Жидкий смешок ползет по нарам как змеиное шипенье.

— С-с-с-собака! — вдруг рычит Сидоренко и, как раненый лев, начинает выползать из темноты нижних нар в тусклый круг света под лампочкой над столом. — С-с-собака, гадина фашистская!

Сидоренко хватает Кронберга за тощую длинную ногу и начинает стягивать его с верхних нар.

Кронберг только этого и ждал: он приподнимается, дает себя стянуть на метр, потом быстро сгибает другую ногу и мокрым грязным валенком бьет Сидоренко в лицо. Тот падает на спину прямо под стол. Жестяные миски летят на пол, кто-то услужливо оттягивает стол в сторону. Кронберг не спеша спускается вниз и заносит ногу над лежащим навзничь Сидоренко, но я резко толкаю его в поясницу, и стоящий на одной ноге старик теряет равновесие и падает на своего бригадира. Начинается драка на полу. Я поднимаюсь с нижних нар, наклоняюсь и хочу разнять дерущихся, но косой полицай Чубарь сильно толкает меня валенком в зад, и я ныряю головой под нары. Общий хохот: до слез смеются все — полицаи и эсэсовцы, легионеры и штурмовики, двадцать восемь фашистов досыта потешаются над двумя советскими людьми.

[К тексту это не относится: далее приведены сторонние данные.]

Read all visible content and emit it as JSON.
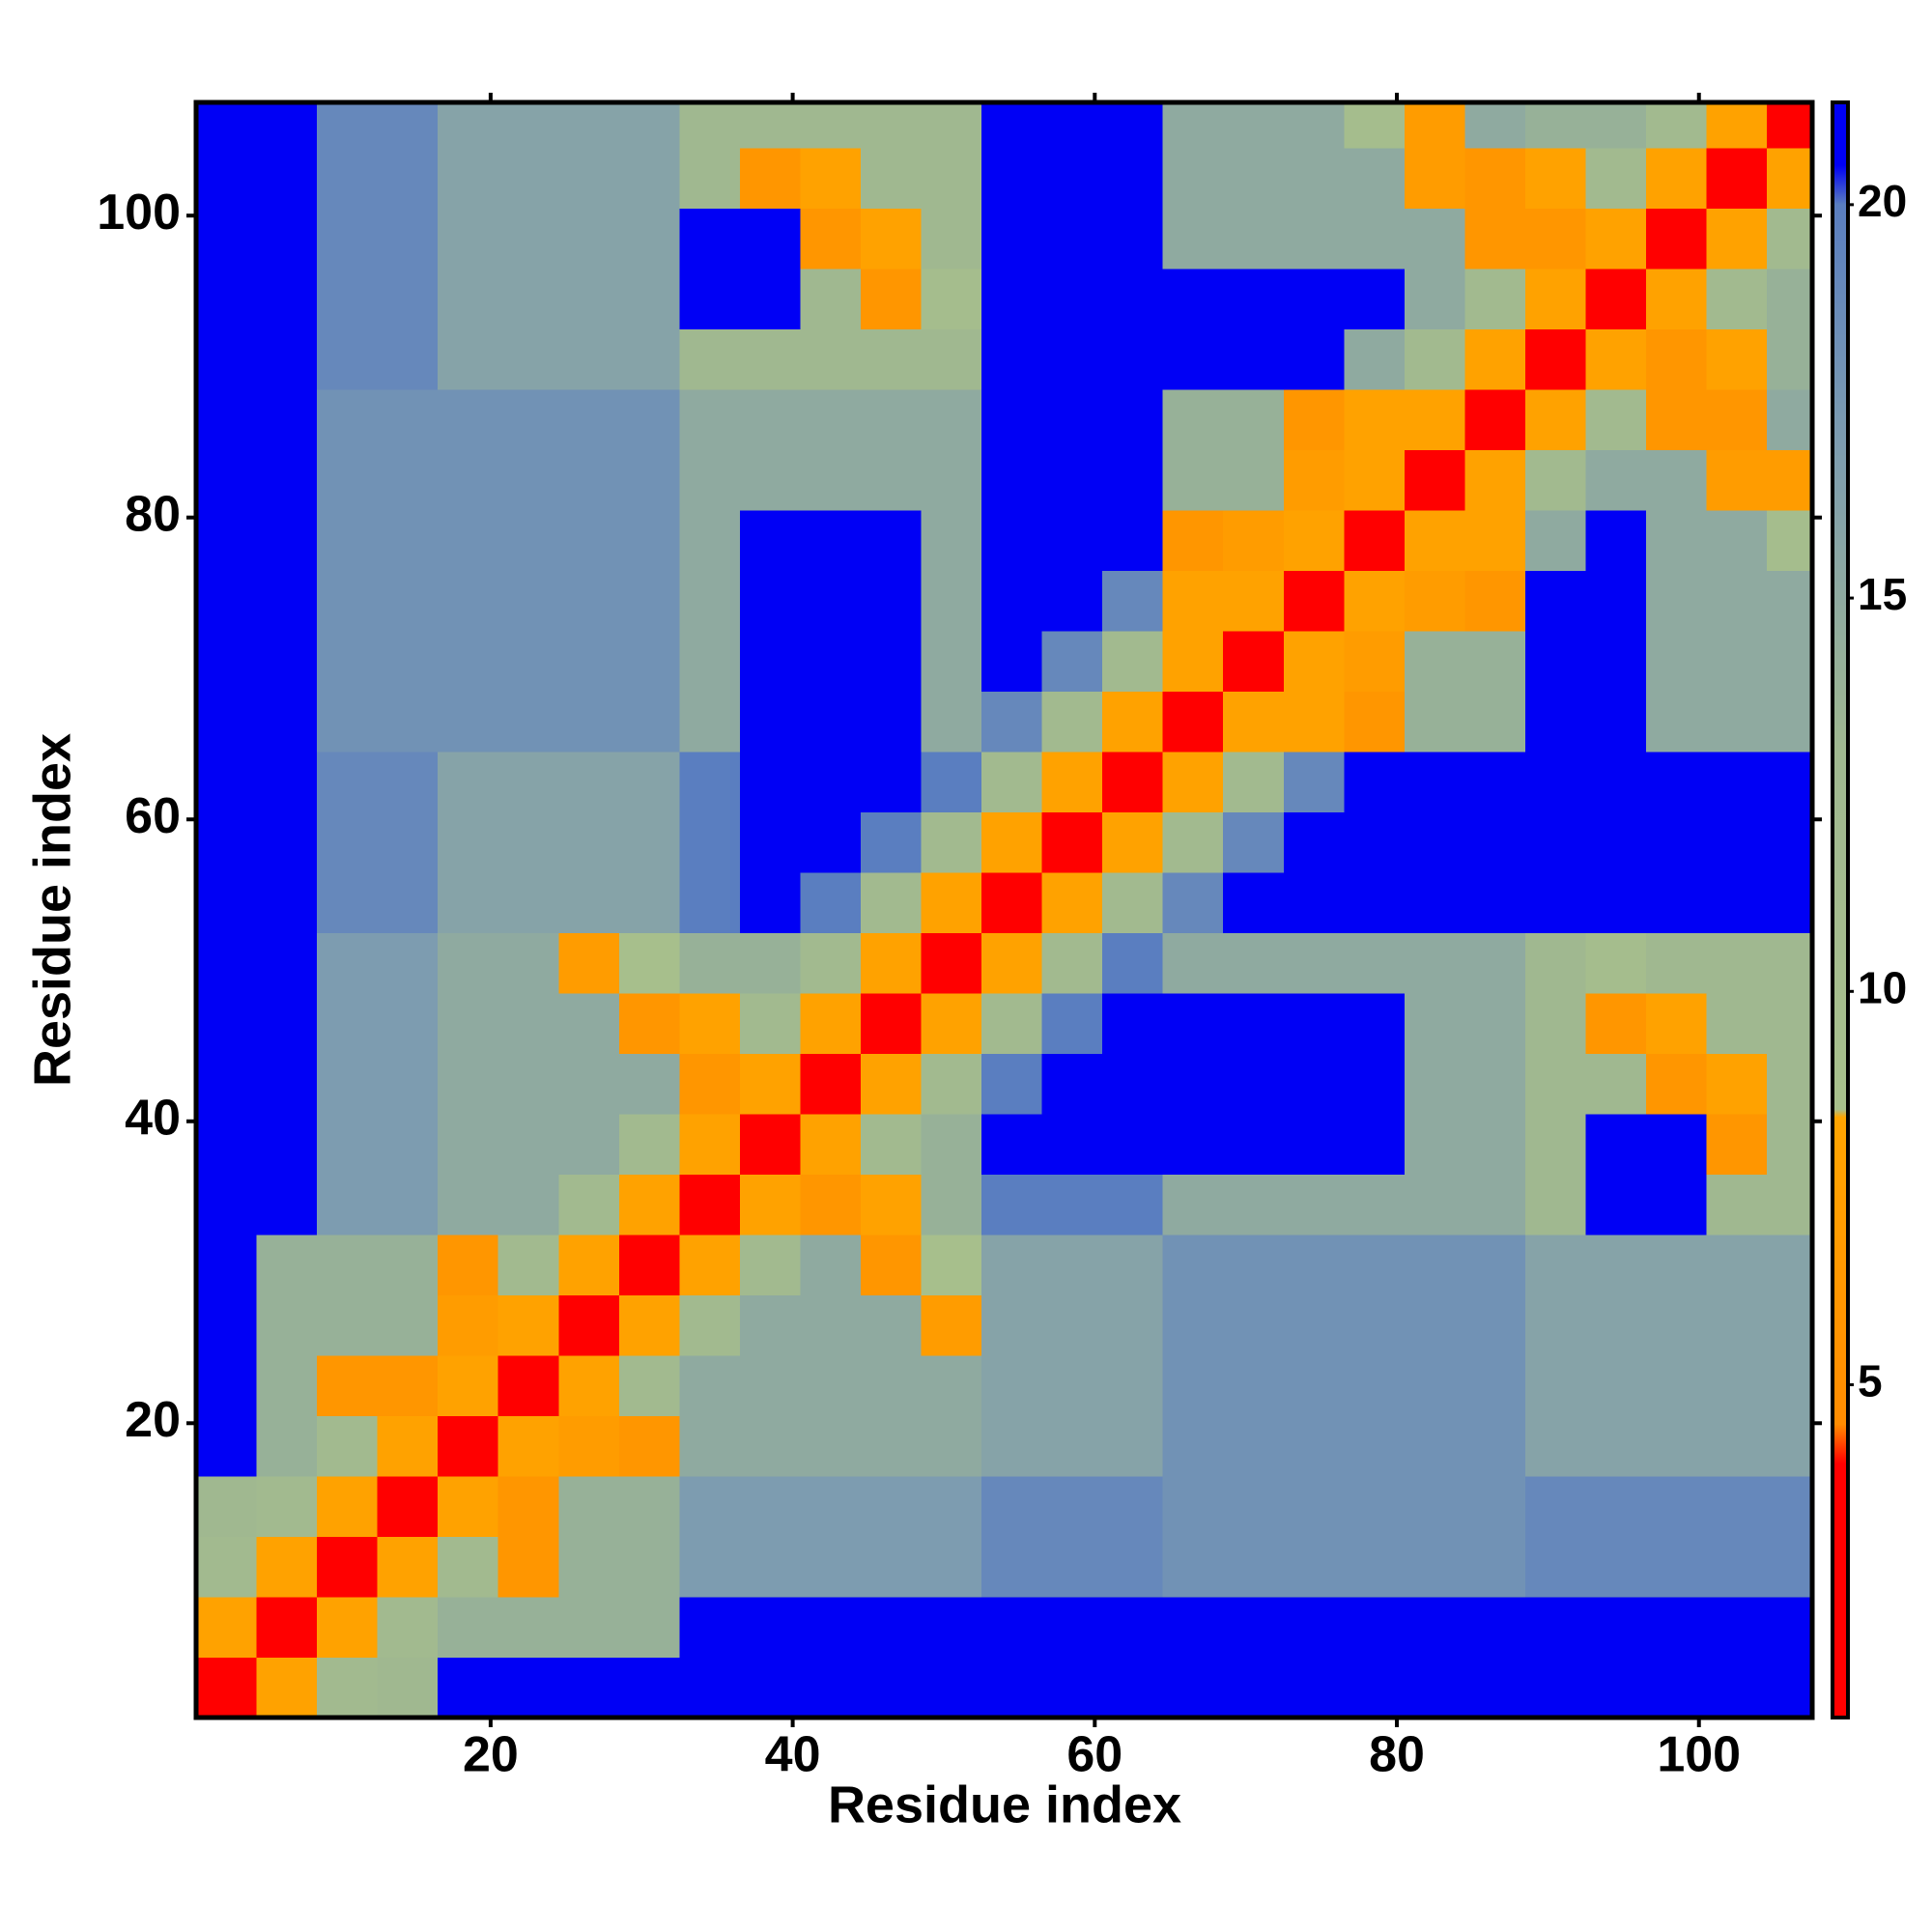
{
  "chart_data": {
    "type": "heatmap",
    "xlabel": "Residue index",
    "ylabel": "Residue index",
    "xlim": [
      0.5,
      107.5
    ],
    "ylim": [
      0.5,
      107.5
    ],
    "xticks": [
      20,
      40,
      60,
      80,
      100
    ],
    "yticks": [
      20,
      40,
      60,
      80,
      100
    ],
    "xbins": [
      0.5,
      4.5,
      8.5,
      12.5,
      16.5,
      20.5,
      24.5,
      28.5,
      32.5,
      36.5,
      40.5,
      44.5,
      48.5,
      52.5,
      56.5,
      60.5,
      64.5,
      68.5,
      72.5,
      76.5,
      80.5,
      84.5,
      88.5,
      92.5,
      96.5,
      100.5,
      104.5,
      107.5
    ],
    "ybins": [
      0.5,
      4.5,
      8.5,
      12.5,
      16.5,
      20.5,
      24.5,
      28.5,
      32.5,
      36.5,
      40.5,
      44.5,
      48.5,
      52.5,
      56.5,
      60.5,
      64.5,
      68.5,
      72.5,
      76.5,
      80.5,
      84.5,
      88.5,
      92.5,
      96.5,
      100.5,
      104.5,
      107.5
    ],
    "z": [
      [
        3,
        8,
        12,
        13,
        25,
        25,
        25,
        25,
        25,
        25,
        25,
        25,
        25,
        25,
        25,
        25,
        25,
        25,
        25,
        25,
        25,
        25,
        25,
        25,
        25,
        25,
        25
      ],
      [
        8,
        3,
        8,
        12,
        14,
        14,
        14,
        14,
        23,
        23,
        23,
        23,
        23,
        23,
        23,
        23,
        23,
        23,
        23,
        23,
        23,
        23,
        23,
        23,
        23,
        23,
        23
      ],
      [
        12,
        8,
        3,
        8,
        12,
        6,
        14,
        14,
        17,
        17,
        17,
        17,
        17,
        19,
        19,
        19,
        18,
        18,
        18,
        18,
        18,
        18,
        19,
        19,
        19,
        19,
        19
      ],
      [
        13,
        12,
        8,
        3,
        8,
        6,
        14,
        14,
        17,
        17,
        17,
        17,
        17,
        19,
        19,
        19,
        18,
        18,
        18,
        18,
        18,
        18,
        19,
        19,
        19,
        19,
        19
      ],
      [
        25,
        14,
        12,
        8,
        3,
        8,
        7,
        6,
        15,
        15,
        15,
        15,
        15,
        16,
        16,
        16,
        18,
        18,
        18,
        18,
        18,
        18,
        16,
        16,
        16,
        16,
        16
      ],
      [
        25,
        14,
        6,
        6,
        8,
        3,
        8,
        12,
        15,
        15,
        15,
        15,
        15,
        16,
        16,
        16,
        18,
        18,
        18,
        18,
        18,
        18,
        16,
        16,
        16,
        16,
        16
      ],
      [
        25,
        14,
        14,
        14,
        7,
        8,
        3,
        8,
        12,
        15,
        15,
        15,
        7,
        16,
        16,
        16,
        18,
        18,
        18,
        18,
        18,
        18,
        16,
        16,
        16,
        16,
        16
      ],
      [
        25,
        14,
        14,
        14,
        6,
        12,
        8,
        3,
        8,
        12,
        15,
        6,
        9,
        16,
        16,
        16,
        18,
        18,
        18,
        18,
        18,
        18,
        16,
        16,
        16,
        16,
        16
      ],
      [
        25,
        23,
        17,
        17,
        15,
        15,
        12,
        8,
        3,
        8,
        6,
        8,
        14,
        20,
        20,
        20,
        15,
        15,
        15,
        15,
        15,
        15,
        13,
        24,
        24,
        13,
        13
      ],
      [
        25,
        23,
        17,
        17,
        15,
        15,
        15,
        12,
        8,
        3,
        8,
        12,
        14,
        23,
        23,
        23,
        23,
        23,
        23,
        23,
        15,
        15,
        13,
        24,
        24,
        6,
        13
      ],
      [
        25,
        23,
        17,
        17,
        15,
        15,
        15,
        15,
        6,
        8,
        3,
        8,
        12,
        20,
        23,
        23,
        23,
        23,
        23,
        23,
        15,
        15,
        13,
        13,
        6,
        8,
        13
      ],
      [
        25,
        23,
        17,
        17,
        15,
        15,
        15,
        6,
        8,
        12,
        8,
        3,
        8,
        12,
        20,
        23,
        23,
        23,
        23,
        23,
        15,
        15,
        13,
        6,
        8,
        13,
        13
      ],
      [
        25,
        23,
        17,
        17,
        15,
        15,
        7,
        9,
        14,
        14,
        12,
        8,
        3,
        8,
        12,
        20,
        15,
        15,
        15,
        15,
        15,
        15,
        13,
        10,
        13,
        13,
        13
      ],
      [
        25,
        23,
        19,
        19,
        16,
        16,
        16,
        16,
        20,
        23,
        20,
        12,
        8,
        3,
        8,
        12,
        19,
        23,
        23,
        23,
        23,
        23,
        23,
        23,
        22,
        22,
        22
      ],
      [
        25,
        23,
        19,
        19,
        16,
        16,
        16,
        16,
        20,
        23,
        23,
        20,
        12,
        8,
        3,
        8,
        12,
        19,
        23,
        23,
        23,
        23,
        23,
        23,
        22,
        22,
        22
      ],
      [
        25,
        23,
        19,
        19,
        16,
        16,
        16,
        16,
        20,
        23,
        23,
        23,
        20,
        12,
        8,
        3,
        8,
        12,
        19,
        23,
        23,
        23,
        23,
        23,
        22,
        22,
        22
      ],
      [
        25,
        23,
        18,
        18,
        18,
        18,
        18,
        18,
        15,
        23,
        23,
        23,
        15,
        19,
        12,
        8,
        3,
        8,
        8,
        6,
        14,
        14,
        22,
        22,
        15,
        15,
        15
      ],
      [
        25,
        23,
        18,
        18,
        18,
        18,
        18,
        18,
        15,
        23,
        23,
        23,
        15,
        23,
        19,
        12,
        8,
        3,
        8,
        7,
        14,
        14,
        22,
        22,
        15,
        15,
        15
      ],
      [
        25,
        23,
        18,
        18,
        18,
        18,
        18,
        18,
        15,
        23,
        23,
        23,
        15,
        23,
        23,
        19,
        8,
        8,
        3,
        8,
        7,
        6,
        22,
        22,
        15,
        15,
        15
      ],
      [
        25,
        23,
        18,
        18,
        18,
        18,
        18,
        18,
        15,
        23,
        23,
        23,
        15,
        23,
        23,
        23,
        6,
        7,
        8,
        3,
        8,
        8,
        15,
        22,
        15,
        15,
        10
      ],
      [
        25,
        23,
        18,
        18,
        18,
        18,
        18,
        18,
        15,
        15,
        15,
        15,
        15,
        23,
        23,
        23,
        14,
        14,
        7,
        8,
        3,
        8,
        12,
        15,
        15,
        7,
        7
      ],
      [
        25,
        23,
        18,
        18,
        18,
        18,
        18,
        18,
        15,
        15,
        15,
        15,
        15,
        23,
        23,
        23,
        14,
        14,
        6,
        8,
        8,
        3,
        8,
        12,
        6,
        6,
        15
      ],
      [
        25,
        23,
        19,
        19,
        16,
        16,
        16,
        16,
        13,
        13,
        13,
        13,
        13,
        23,
        23,
        23,
        22,
        22,
        22,
        15,
        12,
        8,
        3,
        8,
        6,
        8,
        14
      ],
      [
        25,
        23,
        19,
        19,
        16,
        16,
        16,
        16,
        24,
        24,
        13,
        6,
        10,
        23,
        23,
        23,
        22,
        22,
        22,
        22,
        15,
        12,
        8,
        3,
        8,
        12,
        14
      ],
      [
        25,
        23,
        19,
        19,
        16,
        16,
        16,
        16,
        24,
        24,
        6,
        8,
        13,
        22,
        22,
        22,
        15,
        15,
        15,
        15,
        15,
        6,
        6,
        8,
        3,
        8,
        12
      ],
      [
        25,
        23,
        19,
        19,
        16,
        16,
        16,
        16,
        13,
        6,
        8,
        13,
        13,
        22,
        22,
        22,
        15,
        15,
        15,
        15,
        7,
        6,
        8,
        12,
        8,
        3,
        8
      ],
      [
        25,
        23,
        19,
        19,
        16,
        16,
        16,
        16,
        13,
        13,
        13,
        13,
        13,
        22,
        22,
        22,
        15,
        15,
        15,
        10,
        7,
        15,
        14,
        14,
        12,
        8,
        3
      ]
    ],
    "clim": [
      0.77,
      21.3
    ],
    "colorbar_ticks": [
      5,
      10,
      15,
      20
    ],
    "colorscale": [
      [
        0.77,
        "#ff0000"
      ],
      [
        4,
        "#ff0000"
      ],
      [
        4.5,
        "#ff8c00"
      ],
      [
        8.4,
        "#ffa500"
      ],
      [
        8.5,
        "#a8c08c"
      ],
      [
        13,
        "#a0b890"
      ],
      [
        17,
        "#7d9cb0"
      ],
      [
        20,
        "#5a7ec0"
      ],
      [
        20.5,
        "#0000f5"
      ],
      [
        21.3,
        "#0000f5"
      ]
    ],
    "grid": false
  }
}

— Хе, недобитый гитлеровец та недобитый ленинец связались! Хай бьются, сучьи дети, хай душаться насмерть! — сипит Чубарь. — Так им и надо! Хай убиваются!

Все они прекрасно знают, что Сидоренко никогда и ни за что не побежит жаловаться оперу, и теперь пользуются этим: здесь была бы нужна только физическая сила, но она на их стороне, и они это тоже хорошо знают. Кронберг каждый месяц получает из дома по восемь килограммов копченой свинины, он здоров, сыт, жилист и внутренне спокоен, а Сидоренко живет на скудном пайке, он почти не спит от унижения и горя, от старых ран, которые теперь, когда организм ослабел, не дают ему покоя. А я парализован… И мы лежим на полу, не в силах даже подняться на ноги, а с нар удовлетворенно смотрят на нас и стряхивают нам на головы папиросный пепел.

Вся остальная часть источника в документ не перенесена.